We covered in a previous post how Japan originated companies continued to increase their presence in Europe – apart from in the UK and Switzerland – over the past 5 years. We used the Japanese Ministry of Foreign Affairs annual data, which showed an 11% decline from 1,064 Japan originated companies in the UK to 951 in 2019.
The other source of data on Japanese investment overseas is the Toyo Keizai annual directory. This shows a 1% decline in Japanese companies in the UK from 2018-9, from 972 to 966. It’s the first drop since at least 2015, numbers having risen 11% 2015-2018, according to the Toyo Keizai totals for the UK. We analysed this further in this post, noting that it’s hard to work out where Toyo Keizai derives the net drop of 6 Japanese companies in the UK from. Their list of the 7 companies which have closed down in the UK 2019 shows that this was mainly due to reorganization of holding companies or merging of companies rather than full withdrawal from the UK. Of the 8 new Japanese companies in the UK in 2019, 5 were indirect investments into energy companies by Nippon Koei, a civil engineering company and 2 were indirect investments by WDI, a Hong Kong originated Dim Sum chain which is registered in Japan.
Subsidiaries turning into branches
The Ministry of Foreign Affairs only breaks down its figures by organisational type and sector, but this does provide further clues. The biggest absolute decrease in numbers is amongst those categorized as a subsidiary incorporated in the UK. There were 480 such companies in the UK in 2014 – this fell 16% to 404 in 2019. Conversely branches of local subsidiaries rose 31% from 179 to 226. This seems to indicate that a fair number of UK incorporated subsidiaries unincorporated and became branches over this period, particularly over 2018-9. This tallies with what we have observed empirically – most famously with Sony Europe and Panasonic Europe becoming branches of EU subsidiaries but also a dozen or so others such as Takeda, Shionogi, Sanden, Fujitsu General, Murata and Alps becoming EU branches.
It looks like Brexit also provided an excuse to do a bit of tidying up, – consolidating multiple subsidiaries into one, for example. The Ministry of Foreign Affairs data also include companies established by a Japanese national with over 10% share in equity in its figures. This number has shrunk by 68 since 2014 to 96. We suspect this may be in part to do with those Japanese nationals becoming permanent residents in the UK or British citizens (other MoFA figures show this group has grown considerably) and therefore no longer included.
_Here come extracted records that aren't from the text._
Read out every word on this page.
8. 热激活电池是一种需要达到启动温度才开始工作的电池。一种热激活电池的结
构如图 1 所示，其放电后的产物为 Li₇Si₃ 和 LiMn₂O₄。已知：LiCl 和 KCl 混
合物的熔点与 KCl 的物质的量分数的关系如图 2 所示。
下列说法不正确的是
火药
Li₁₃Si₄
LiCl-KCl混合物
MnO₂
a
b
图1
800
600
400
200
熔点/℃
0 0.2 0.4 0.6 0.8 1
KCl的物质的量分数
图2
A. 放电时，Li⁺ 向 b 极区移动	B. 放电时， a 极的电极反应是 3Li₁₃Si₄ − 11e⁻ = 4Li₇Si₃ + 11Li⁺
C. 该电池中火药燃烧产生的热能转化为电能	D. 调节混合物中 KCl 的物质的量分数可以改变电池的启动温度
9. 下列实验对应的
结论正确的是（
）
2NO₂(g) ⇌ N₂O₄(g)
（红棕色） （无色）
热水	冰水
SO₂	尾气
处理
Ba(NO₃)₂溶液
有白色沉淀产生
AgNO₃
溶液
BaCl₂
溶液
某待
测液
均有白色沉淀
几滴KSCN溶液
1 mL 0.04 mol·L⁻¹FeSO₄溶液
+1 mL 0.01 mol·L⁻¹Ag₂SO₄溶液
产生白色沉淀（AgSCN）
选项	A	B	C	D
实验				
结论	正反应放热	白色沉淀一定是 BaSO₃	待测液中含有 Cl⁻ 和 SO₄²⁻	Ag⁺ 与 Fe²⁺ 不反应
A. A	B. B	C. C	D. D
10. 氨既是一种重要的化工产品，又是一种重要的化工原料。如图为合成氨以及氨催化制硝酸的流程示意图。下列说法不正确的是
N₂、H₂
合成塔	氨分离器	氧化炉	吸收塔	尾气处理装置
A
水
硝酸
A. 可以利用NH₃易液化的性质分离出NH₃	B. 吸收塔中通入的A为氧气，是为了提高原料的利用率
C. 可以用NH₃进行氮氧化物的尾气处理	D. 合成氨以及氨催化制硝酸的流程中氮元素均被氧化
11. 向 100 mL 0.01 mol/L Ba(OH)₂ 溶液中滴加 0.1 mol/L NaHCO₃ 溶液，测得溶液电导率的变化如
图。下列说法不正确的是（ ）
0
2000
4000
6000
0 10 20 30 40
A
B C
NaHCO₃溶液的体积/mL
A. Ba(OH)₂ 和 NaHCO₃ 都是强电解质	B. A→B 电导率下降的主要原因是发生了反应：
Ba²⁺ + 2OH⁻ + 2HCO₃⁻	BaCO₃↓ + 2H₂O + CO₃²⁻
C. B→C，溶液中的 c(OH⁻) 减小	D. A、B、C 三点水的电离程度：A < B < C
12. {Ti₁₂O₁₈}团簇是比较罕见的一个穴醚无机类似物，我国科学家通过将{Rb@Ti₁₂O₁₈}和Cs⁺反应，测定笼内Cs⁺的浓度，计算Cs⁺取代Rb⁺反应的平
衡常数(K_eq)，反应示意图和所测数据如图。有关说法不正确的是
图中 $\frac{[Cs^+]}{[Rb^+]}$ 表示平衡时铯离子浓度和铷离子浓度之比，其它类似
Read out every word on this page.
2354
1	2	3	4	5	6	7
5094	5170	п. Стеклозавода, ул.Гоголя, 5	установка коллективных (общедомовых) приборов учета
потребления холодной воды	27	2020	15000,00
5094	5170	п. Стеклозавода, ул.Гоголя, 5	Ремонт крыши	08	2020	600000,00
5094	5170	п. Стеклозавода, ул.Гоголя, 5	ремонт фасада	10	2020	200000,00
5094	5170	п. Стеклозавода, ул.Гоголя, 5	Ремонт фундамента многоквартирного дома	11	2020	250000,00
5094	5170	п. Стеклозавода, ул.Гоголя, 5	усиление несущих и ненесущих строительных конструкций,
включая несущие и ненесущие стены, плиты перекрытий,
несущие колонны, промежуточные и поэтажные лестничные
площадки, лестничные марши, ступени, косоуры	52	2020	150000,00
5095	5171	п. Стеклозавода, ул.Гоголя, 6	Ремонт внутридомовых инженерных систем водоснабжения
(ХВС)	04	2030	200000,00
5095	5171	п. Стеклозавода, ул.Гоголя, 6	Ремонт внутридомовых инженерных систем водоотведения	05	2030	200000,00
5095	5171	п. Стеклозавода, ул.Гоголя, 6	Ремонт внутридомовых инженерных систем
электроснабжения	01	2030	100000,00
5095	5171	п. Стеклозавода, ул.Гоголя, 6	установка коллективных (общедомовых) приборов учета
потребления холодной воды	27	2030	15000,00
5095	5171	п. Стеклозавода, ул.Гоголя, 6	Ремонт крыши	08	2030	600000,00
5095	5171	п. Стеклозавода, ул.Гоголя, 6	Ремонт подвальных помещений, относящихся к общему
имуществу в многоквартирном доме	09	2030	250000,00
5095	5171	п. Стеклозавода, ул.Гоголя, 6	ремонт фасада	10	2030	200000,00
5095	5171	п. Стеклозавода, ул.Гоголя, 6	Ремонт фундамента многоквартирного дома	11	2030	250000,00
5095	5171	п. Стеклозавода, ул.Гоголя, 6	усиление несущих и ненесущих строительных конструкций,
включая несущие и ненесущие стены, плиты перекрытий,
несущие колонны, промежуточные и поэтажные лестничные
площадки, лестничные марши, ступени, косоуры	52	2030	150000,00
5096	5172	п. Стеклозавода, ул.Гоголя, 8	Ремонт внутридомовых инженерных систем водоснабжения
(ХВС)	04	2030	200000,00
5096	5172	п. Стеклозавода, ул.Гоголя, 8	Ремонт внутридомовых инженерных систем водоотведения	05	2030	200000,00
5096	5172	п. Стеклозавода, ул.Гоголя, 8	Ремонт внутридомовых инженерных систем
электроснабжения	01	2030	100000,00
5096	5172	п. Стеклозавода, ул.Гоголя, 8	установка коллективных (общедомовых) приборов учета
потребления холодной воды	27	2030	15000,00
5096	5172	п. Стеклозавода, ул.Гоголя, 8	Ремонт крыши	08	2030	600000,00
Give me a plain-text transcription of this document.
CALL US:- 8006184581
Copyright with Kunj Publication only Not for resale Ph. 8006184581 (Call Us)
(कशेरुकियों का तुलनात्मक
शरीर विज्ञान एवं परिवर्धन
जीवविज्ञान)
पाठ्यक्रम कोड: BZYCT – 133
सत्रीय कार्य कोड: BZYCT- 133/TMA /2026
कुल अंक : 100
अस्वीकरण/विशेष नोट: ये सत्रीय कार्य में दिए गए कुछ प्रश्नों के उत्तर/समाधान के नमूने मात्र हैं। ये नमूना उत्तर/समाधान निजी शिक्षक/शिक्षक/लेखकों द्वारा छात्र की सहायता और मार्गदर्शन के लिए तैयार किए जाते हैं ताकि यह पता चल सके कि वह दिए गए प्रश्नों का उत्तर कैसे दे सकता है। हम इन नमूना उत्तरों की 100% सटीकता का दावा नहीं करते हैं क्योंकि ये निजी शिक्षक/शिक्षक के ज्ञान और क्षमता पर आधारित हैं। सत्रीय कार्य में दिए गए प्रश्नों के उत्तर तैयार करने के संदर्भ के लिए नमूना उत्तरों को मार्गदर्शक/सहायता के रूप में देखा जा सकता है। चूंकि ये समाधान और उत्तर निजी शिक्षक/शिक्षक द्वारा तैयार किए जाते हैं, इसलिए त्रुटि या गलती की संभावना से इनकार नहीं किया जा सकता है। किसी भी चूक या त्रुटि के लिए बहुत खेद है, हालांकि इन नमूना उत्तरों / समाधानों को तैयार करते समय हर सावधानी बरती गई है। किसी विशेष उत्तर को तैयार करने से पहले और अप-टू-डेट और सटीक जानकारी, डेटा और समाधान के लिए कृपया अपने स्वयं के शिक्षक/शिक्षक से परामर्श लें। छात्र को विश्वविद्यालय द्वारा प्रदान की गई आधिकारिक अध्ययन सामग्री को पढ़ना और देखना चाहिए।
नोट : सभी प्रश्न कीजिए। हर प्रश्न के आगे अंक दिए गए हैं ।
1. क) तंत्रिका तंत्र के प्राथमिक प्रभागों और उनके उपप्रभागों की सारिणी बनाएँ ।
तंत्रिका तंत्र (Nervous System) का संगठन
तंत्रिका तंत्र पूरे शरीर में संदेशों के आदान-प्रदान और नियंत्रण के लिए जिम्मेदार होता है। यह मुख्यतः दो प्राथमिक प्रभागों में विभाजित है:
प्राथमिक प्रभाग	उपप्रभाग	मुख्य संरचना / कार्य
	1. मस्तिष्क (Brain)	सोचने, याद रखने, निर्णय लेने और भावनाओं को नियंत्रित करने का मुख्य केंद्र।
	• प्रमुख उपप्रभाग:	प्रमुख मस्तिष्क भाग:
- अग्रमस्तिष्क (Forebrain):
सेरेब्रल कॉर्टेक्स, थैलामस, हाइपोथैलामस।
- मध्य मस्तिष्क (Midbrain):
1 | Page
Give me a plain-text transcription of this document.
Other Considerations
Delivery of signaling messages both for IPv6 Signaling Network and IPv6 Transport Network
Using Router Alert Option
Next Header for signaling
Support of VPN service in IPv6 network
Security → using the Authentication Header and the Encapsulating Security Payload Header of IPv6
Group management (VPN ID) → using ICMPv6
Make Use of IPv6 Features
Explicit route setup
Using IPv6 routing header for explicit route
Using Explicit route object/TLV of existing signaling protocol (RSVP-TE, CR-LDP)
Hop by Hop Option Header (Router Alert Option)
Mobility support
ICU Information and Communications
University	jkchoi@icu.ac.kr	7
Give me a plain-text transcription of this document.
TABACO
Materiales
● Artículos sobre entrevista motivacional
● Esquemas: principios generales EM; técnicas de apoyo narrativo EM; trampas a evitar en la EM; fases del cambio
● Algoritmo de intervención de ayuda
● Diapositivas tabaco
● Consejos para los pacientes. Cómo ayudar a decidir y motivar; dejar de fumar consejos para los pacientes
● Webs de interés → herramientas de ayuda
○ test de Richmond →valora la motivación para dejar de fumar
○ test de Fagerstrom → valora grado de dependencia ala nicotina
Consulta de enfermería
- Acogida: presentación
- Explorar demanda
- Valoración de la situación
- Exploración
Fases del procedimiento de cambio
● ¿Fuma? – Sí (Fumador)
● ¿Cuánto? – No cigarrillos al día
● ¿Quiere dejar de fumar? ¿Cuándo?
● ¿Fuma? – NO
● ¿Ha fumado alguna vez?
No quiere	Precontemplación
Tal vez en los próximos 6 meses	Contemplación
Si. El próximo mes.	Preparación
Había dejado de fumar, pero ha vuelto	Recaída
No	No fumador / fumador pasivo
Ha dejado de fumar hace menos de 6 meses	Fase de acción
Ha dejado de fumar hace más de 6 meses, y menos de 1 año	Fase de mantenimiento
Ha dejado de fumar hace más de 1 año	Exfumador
Manufacturing turning into wholesaling
Breaking the number down by sector also provides some insights. Japanese companies in the UK who are manufacturers are the biggest group, despite the UK’s heavily services oriented economy. Their numbers have dropped 22% from 2014 to 2019, from 417 to 326. Conversely, the number in the wholesale and retail sector has increased 44% from 112 to 161. The changes in the two sectors may be related, as Oki, Sony DADC, Tamura, Keihin, Nicera, Zeon Chemicals and Maruwa stopped production in the UK during this period but remained as wholesalers in the UK. Financial services companies, traditionally a UK strength, fell by a third from from 114 to 75, which is surprising considering they were active pre-Brexit in acquisitions, but perhaps again reflects some Brexit-related consolidation and divestment. Closures we are aware of include MC Asset Management, Speedloan Finance, Okasan Securities, Nomura Alternative Investment Management, Sumitomo Mitsui Asset Management.
The sectors where there have been significant jumps in investors show where Japanese corporate interest in the UK now is. The number of Japanese utilities companies investing in the UK rose 120% from 10 to 22 and in the lifestyle and leisure sector by 289% from 9 to 35 – some new entrants we have been aware of the past couple of years in these two categories have been Hakutsuru Sake, MTG, Asahi Premium Brands, JERA Power, Nippon LP Resources, DTM Renewables and Sojitz Energy. The majority of “new” Japanese companies in the UK over the past five years were the result of acquisitions.